Use both, and write a Python script that'll import the peewee models and convert them to GORM models.

I've scratched something very basic. I've created models.py with the example in peewee's README.md:

from peewee import *
import datetime
db = SqliteDatabase('my_database.db', threadlocals=True)
class BaseModel(Model):
 class Meta:
 database = db
class User(BaseModel):
 username = CharField(unique=True)
class Tweet(BaseModel):
 user = ForeignKeyField(User, related_name='tweets')
 message = TextField()
 created_date = DateTimeField(default=datetime.datetime.now)
 is_published = BooleanField(default=True)

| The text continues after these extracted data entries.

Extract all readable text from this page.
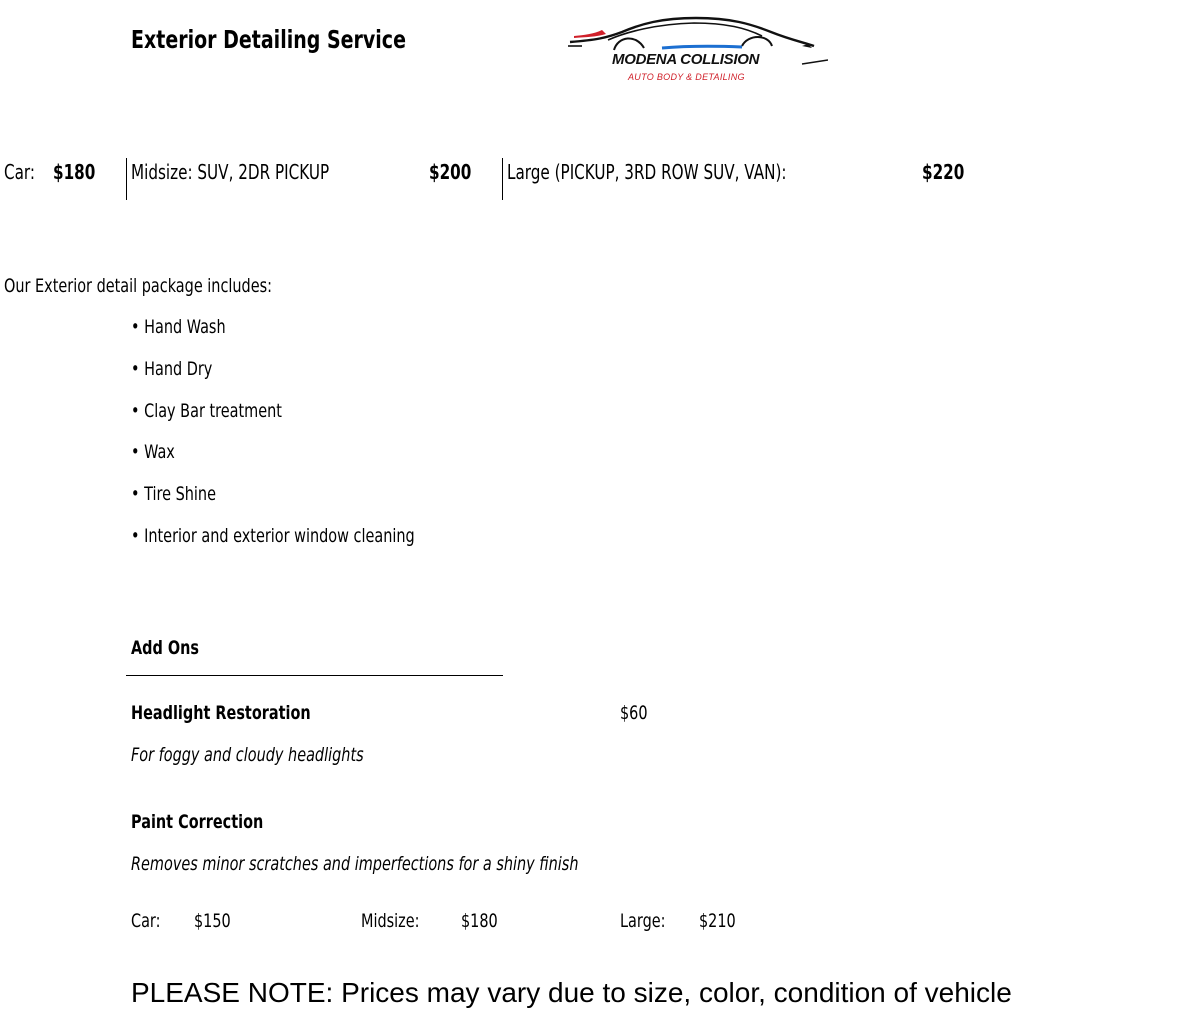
Exterior Detailing Service
MODENA COLLISION
AUTO BODY & DETAILING
Car: $180 Midsize: SUV, 2DR PICKUP	$200 Large (PICKUP, 3RD ROW SUV, VAN):	$220
Our Exterior detail package includes:
• Hand Wash
• Hand Dry
• Clay Bar treatment
• Wax
• Tire Shine
• Interior and exterior window cleaning
Add Ons
Headlight Restoration	$60
For foggy and cloudy headlights
Paint Correction
Removes minor scratches and imperfections for a shiny finish
Car: $150	Midsize: $180	Large: $210
PLEASE NOTE: Prices may vary due to size, color, condition of vehicle
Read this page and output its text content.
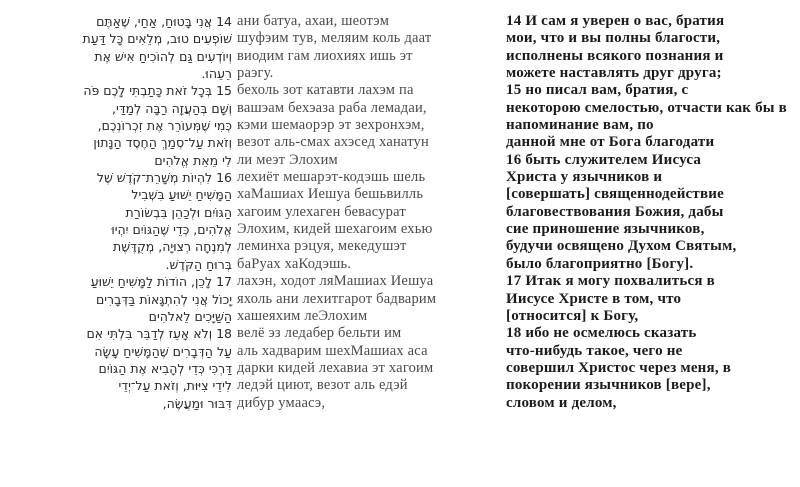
14 אֲנִי בָּטוּחַ, אַחַי, שֶׁאַתֶּם
שׁוֹפְעִים טוּב, מְלֵאִים כָּל דַּעַת
וְיוֹדְעִים גַּם לְהוֹכִיחַ אִישׁ אֶת
רֵעֵהוּ.
15 בְּכָל זֹאת כָּתַבְתִּי לָכֶם פֹּה
וְשָׁם בְּהַעֲזָה רַבָּה לְמַדַּי,
כְּמִי שֶׁמְּעוֹרֵר אֶת זִכְרוֹנְכֶם,
וְזֹאת עַל־סְמַךְ הַחֶסֶד הַנָּתוּן
לִי מֵאֵת אֱלֹהִים
16 לִהְיוֹת מְשָׁרֵת־קֹדֶשׁ שֶׁל
הַמָּשִׁיחַ יֵשׁוּעַ בִּשְׁבִיל
הַגּוֹיִם וּלְכַהֵן בִּבְשׂוֹרַת
אֱלֹהִים, כְּדֵי שֶׁהַגּוֹיִם יִהְיוּ
לְמִנְחָה רְצוּיָה, מְקֻדֶּשֶׁת
בְּרוּחַ הַקֹּדֶשׁ.
17 לָכֵן, הוֹדוֹת לַמָּשִׁיחַ יֵשׁוּעַ
יָכוֹל אֲנִי לְהִתְגָּאוֹת בַּדְּבָרִים
הַשַּׁיָּכִים לֵאלֹהִים
18 וְלֹא אָעֵז לְדַבֵּר בִּלְתִּי אִם
עַל הַדְּבָרִים שֶׁהַמָּשִׁיחַ עָשָׂה
דַּרְכִּי כְּדֵי לְהָבִיא אֶת הַגּוֹיִם
לִידֵי צִיּוּת, וְזֹאת עַל־יְדֵי
דִּבּוּר וּמַעֲשֶׂה,
ани батуа, ахаи, шеотэм
шуфэим тув, меляим коль даат
виодим гам лиохиях ишь эт
раэгу.
бехоль зот катавти лахэм па
вашэам бехэаза раба лемадаи,
кэми шемаорэр эт зехронхэм,
везот аль-смах ахэсед ханатун
ли меэт Элохим
лехиёт мешарэт-кодэшь шель
хаМашиах Иешуа бешьвилль
хагоим улехаген бевасурат
Элохим, кидей шехагоим ехью
леминха рэцуя, мекедушэт
баРуах хаКодэшь.
лахэн, ходот ляМашиах Иешуа
яхоль ани лехитгарот бадварим
хашеяхим леЭлохим
велё эз ледабер бельти им
аль хадварим шехМашиах аса
дарки кидей лехавиа эт хагоим
ледэй циют, везот аль едэй
дибур умаасэ,
14 И сам я уверен о вас, братия
мои, что и вы полны благости,
исполнены всякого познания и
можете наставлять друг друга;
15 но писал вам, братия, с
некоторою смелостью, отчасти как бы в
напоминание вам, по
данной мне от Бога благодати
16 быть служителем Иисуса
Христа у язычников и
[совершать] священнодействие
благовествования Божия, дабы
сие приношение язычников,
будучи освящено Духом Святым,
было благоприятно [Богу].
17 Итак я могу похвалиться в
Иисусе Христе в том, что
[относится] к Богу,
18 ибо не осмелюсь сказать
что-нибудь такое, чего не
совершил Христос через меня, в
покорении язычников [вере],
словом и делом,
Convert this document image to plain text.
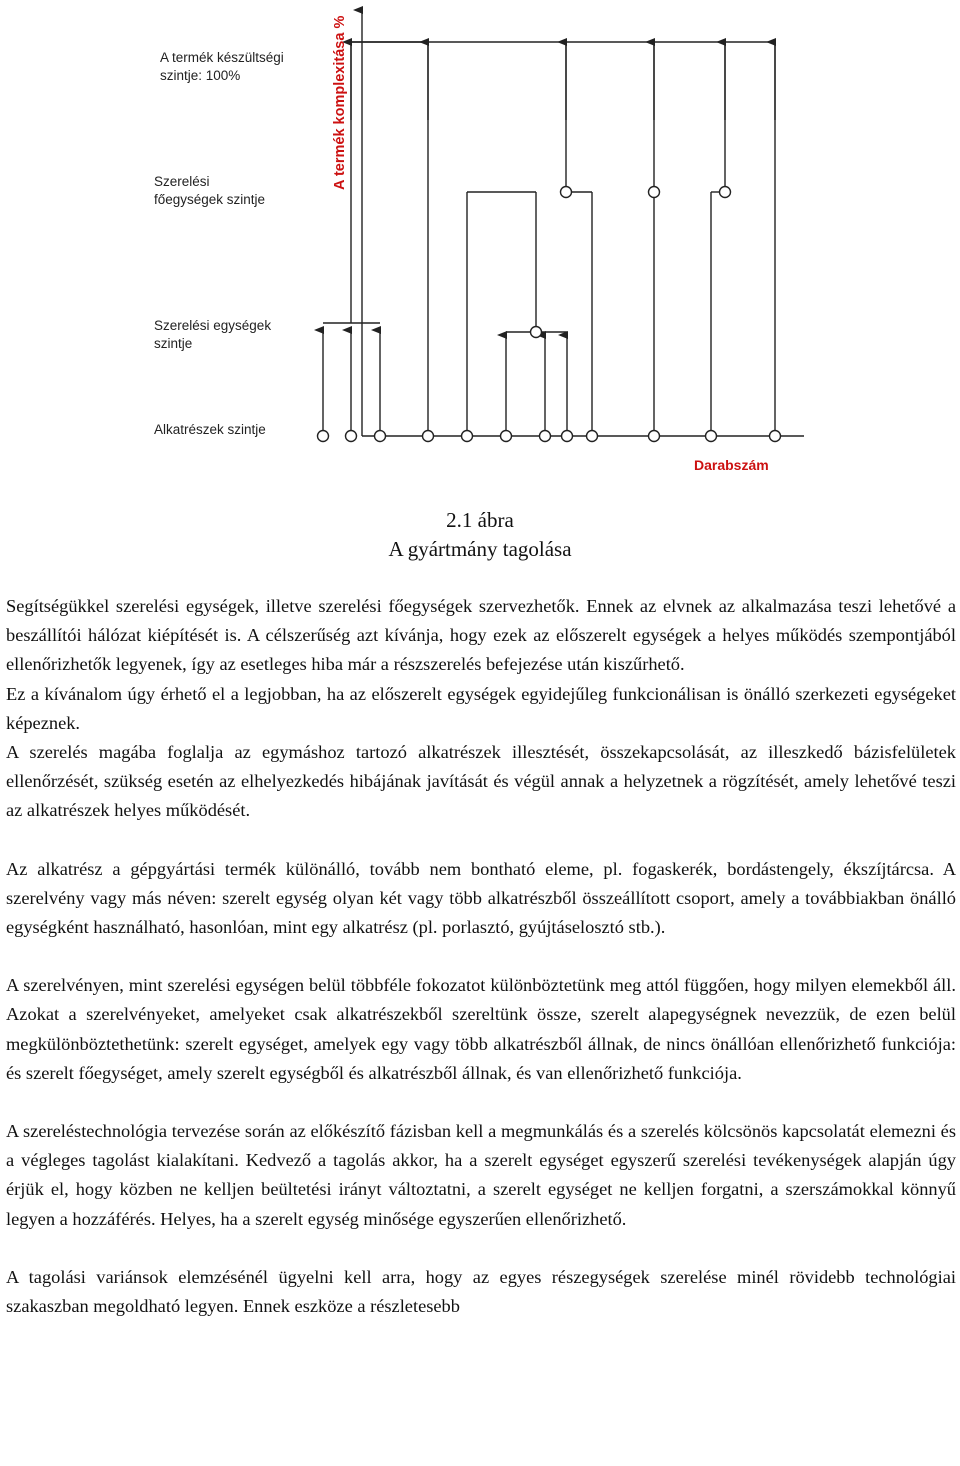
A termék készültségi
szintje: 100%
Szerelési
főegységek szintje
Szerelési egységek
szintje
Alkatrészek szintje
A termék komplexitása %
Darabszám
2.1 ábra
A gyártmány tagolása

Segítségükkel szerelési egységek, illetve szerelési főegységek szervezhetők. Ennek az elvnek az alkalmazása teszi lehetővé a beszállítói hálózat kiépítését is. A célszerűség azt kívánja, hogy ezek az előszerelt egységek a helyes működés szempontjából ellenőrizhetők legyenek, így az esetleges hiba már a részszerelés befejezése után kiszűrhető.

Ez a kívánalom úgy érhető el a legjobban, ha az előszerelt egységek egyidejűleg funkcionálisan is önálló szerkezeti egységeket képeznek.

A szerelés magába foglalja az egymáshoz tartozó alkatrészek illesztését, összekapcsolását, az illeszkedő bázisfelületek ellenőrzését, szükség esetén az elhelyezkedés hibájának javítását és végül annak a helyzetnek a rögzítését, amely lehetővé teszi az alkatrészek helyes működését.

Az alkatrész a gépgyártási termék különálló, tovább nem bontható eleme, pl. fogaskerék, bordástengely, ékszíjtárcsa. A szerelvény vagy más néven: szerelt egység olyan két vagy több alkatrészből összeállított csoport, amely a továbbiakban önálló egységként használható, hasonlóan, mint egy alkatrész (pl. porlasztó, gyújtáselosztó stb.).

A szerelvényen, mint szerelési egységen belül többféle fokozatot különböztetünk meg attól függően, hogy milyen elemekből áll. Azokat a szerelvényeket, amelyeket csak alkatrészekből szereltünk össze, szerelt alapegységnek nevezzük, de ezen belül megkülönböztethetünk: szerelt egységet, amelyek egy vagy több alkatrészből állnak, de nincs önállóan ellenőrizhető funkciója: és szerelt főegységet, amely szerelt egységből és alkatrészből állnak, és van ellenőrizhető funkciója.

A szereléstechnológia tervezése során az előkészítő fázisban kell a megmunkálás és a szerelés kölcsönös kapcsolatát elemezni és a végleges tagolást kialakítani. Kedvező a tagolás akkor, ha a szerelt egységet egyszerű szerelési tevékenységek alapján úgy érjük el, hogy közben ne kelljen beültetési irányt változtatni, a szerelt egységet ne kelljen forgatni, a szerszámokkal könnyű legyen a hozzáférés. Helyes, ha a szerelt egység minősége egyszerűen ellenőrizhető.

A tagolási variánsok elemzésénél ügyelni kell arra, hogy az egyes részegységek szerelése minél rövidebb technológiai szakaszban megoldható legyen. Ennek eszköze a részletesebb
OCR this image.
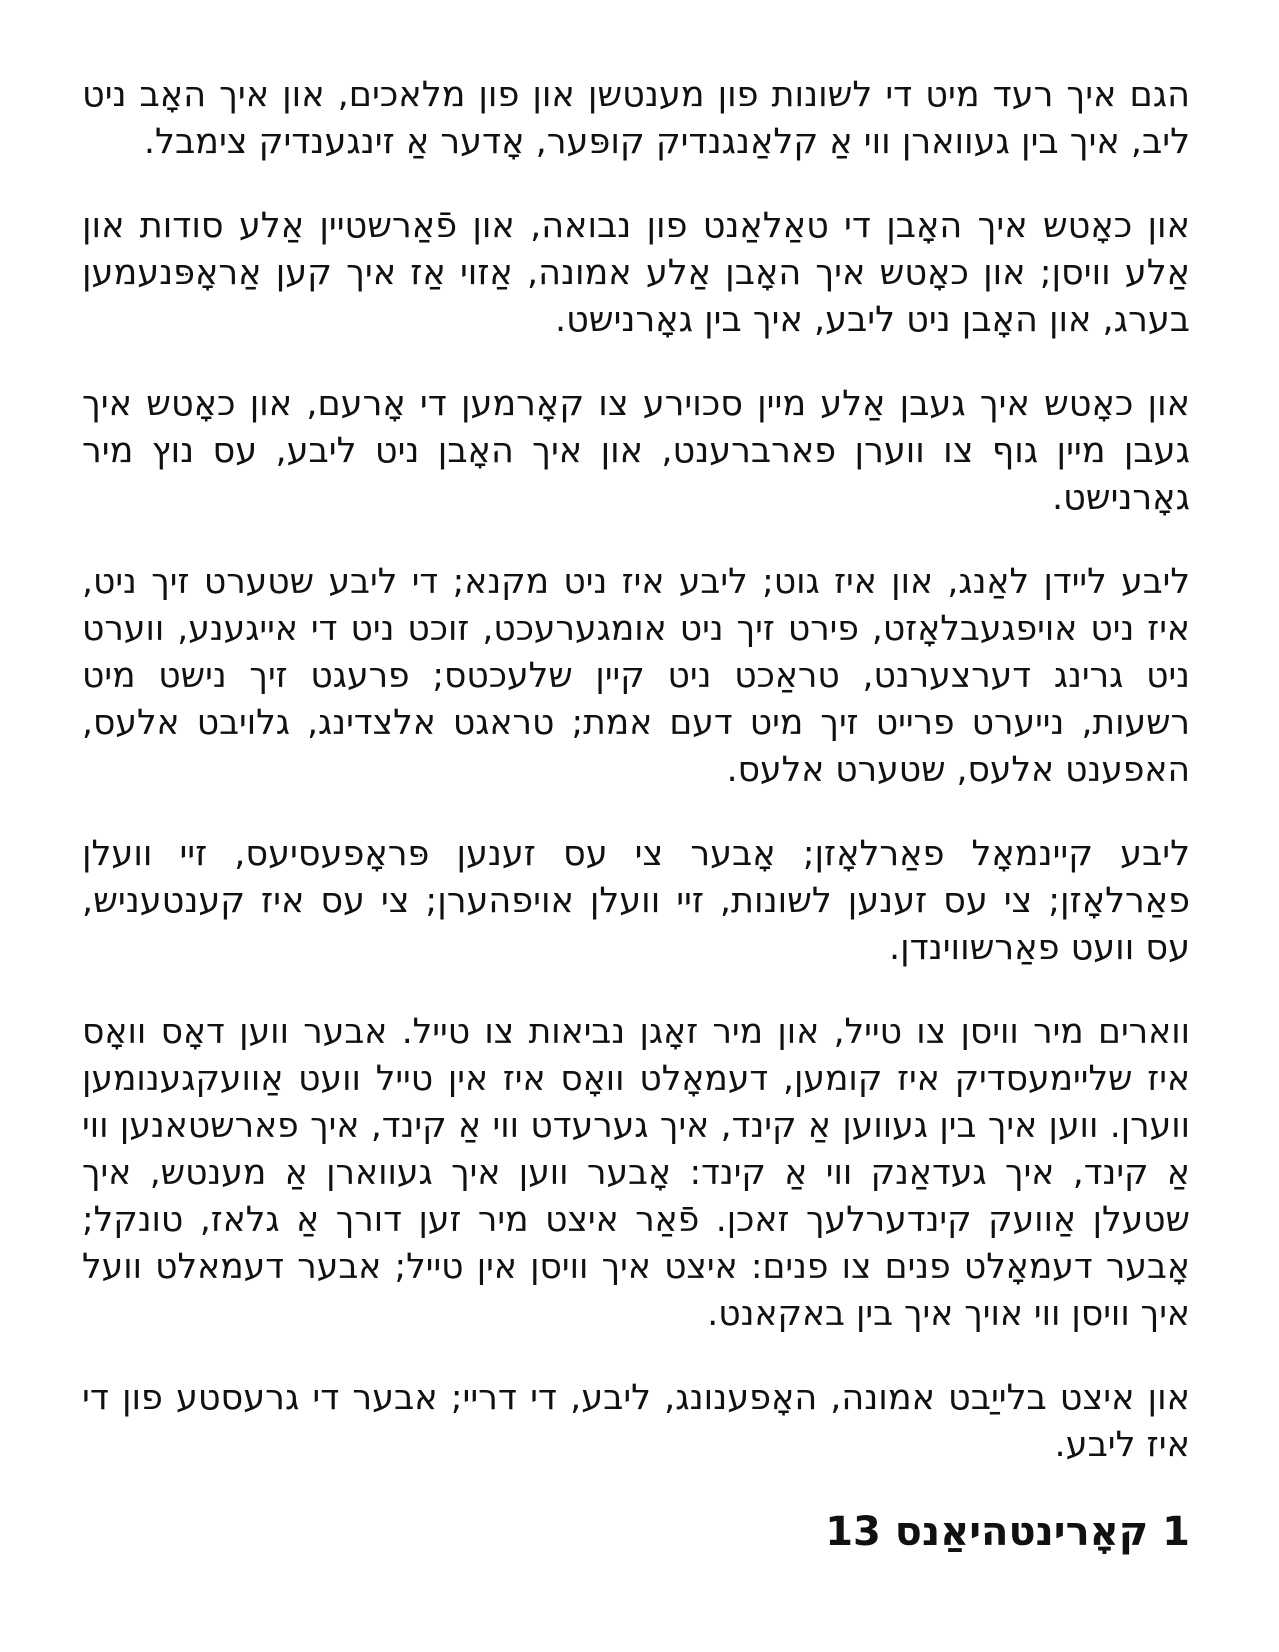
הגם איך רעד מיט די לשונות פון מענטשן און פון מלאכים, און איך האָב ניט ליב, איך בין געווארן ווי אַ קלאַנגנדיק קופּער, אָדער אַ זינגענדיק צימבל.

און כאָטש איך האָבן די טאַלאַנט פון נבואה, און פֿאַרשטיין אַלע סודות און אַלע וויסן; און כאָטש איך האָבן אַלע אמונה, אַזוי אַז איך קען אַראָפּנעמען בערג, און האָבן ניט ליבע, איך בין גאָרנישט.

און כאָטש איך געבן אַלע מיין סכוירע צו קאָרמען די אָרעם, און כאָטש איך געבן מיין גוף צו ווערן פארברענט, און איך האָבן ניט ליבע, עס נוץ מיר גאָרנישט.

ליבע ליידן לאַנג, און איז גוט; ליבע איז ניט מקנא; די ליבע שטערט זיך ניט, איז ניט אויפגעבלאָזט, פירט זיך ניט אומגערעכט, זוכט ניט די אייגענע, ווערט ניט גרינג דערצערנט, טראַכט ניט קיין שלעכטס; פרעגט זיך נישט מיט רשעות, נייערט פרייט זיך מיט דעם אמת; טראגט אלצדינג, גלויבט אלעס, האפענט אלעס, שטערט אלעס.

ליבע קיינמאָל פאַרלאָזן; אָבער צי עס זענען פּראָפעסיעס, זיי וועלן פאַרלאָזן; צי עס זענען לשונות, זיי וועלן אויפהערן; צי עס איז קענטעניש, עס וועט פאַרשווינדן.

ווארים מיר וויסן צו טייל, און מיר זאָגן נביאות צו טייל. אבער ווען דאָס וואָס איז שליימעסדיק איז קומען, דעמאָלט וואָס איז אין טייל וועט אַוועקגענומען ווערן. ווען איך בין געווען אַ קינד, איך גערעדט ווי אַ קינד, איך פארשטאנען ווי אַ קינד, איך געדאַנק ווי אַ קינד: אָבער ווען איך געווארן אַ מענטש, איך שטעלן אַוועק קינדערלעך זאכן. פֿאַר איצט מיר זען דורך אַ גלאז, טונקל; אָבער דעמאָלט פנים צו פנים: איצט איך וויסן אין טייל; אבער דעמאלט וועל איך וויסן ווי אויך איך בין באקאנט.

און איצט בלייַבט אמונה, האָפענונג, ליבע, די דריי; אבער די גרעסטע פון די איז ליבע.

1 קאָרינטהיאַנס 13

And here is a simple script that imports it and create Go code:

import peewee
def enumerate_models():
 import models
 for name in dir(models):
 item = getattr(models, name)
 if isinstance(item, type) and issubclass(item, models.BaseModel) and item != models.BaseModel:
 yield item
def model_fields(model):
 for name in dir(model):
 item = getattr(model, name)
 if isinstance(item, peewee.Field):
 yield name, item
def field_go_type(field_spec):
 return {
 peewee.PrimaryKeyField: 'uint',
 peewee.ForeignKeyField: 'uint',
 peewee.TextField: 'string',
 peewee.CharField: 'string',
 peewee.DateTimeField: 'time.Time',
 peewee.BooleanField: 'bool',
 }.get(type(field_spec), '?%s?' % type(field_spec))
for model in enumerate_models():
 print('type' ,model.__name__, 'struct {')
 for field_name, field_spec in model_fields(model):
 field_go_decleration = []
 field_go_decleration.append(field_name)
 field_go_decleration.append(field_go_type(field_spec))
 print('\t' + ' '.join(field_go_decleration))
 print('}')

It's output:

type Tweet struct {
 created_date time.Time
 id uint
 is_published bool
 message string
 user uint
}
type User struct {
 id uint
 username string
}

My script still needs more work to add the annotations, but you get the basic idea.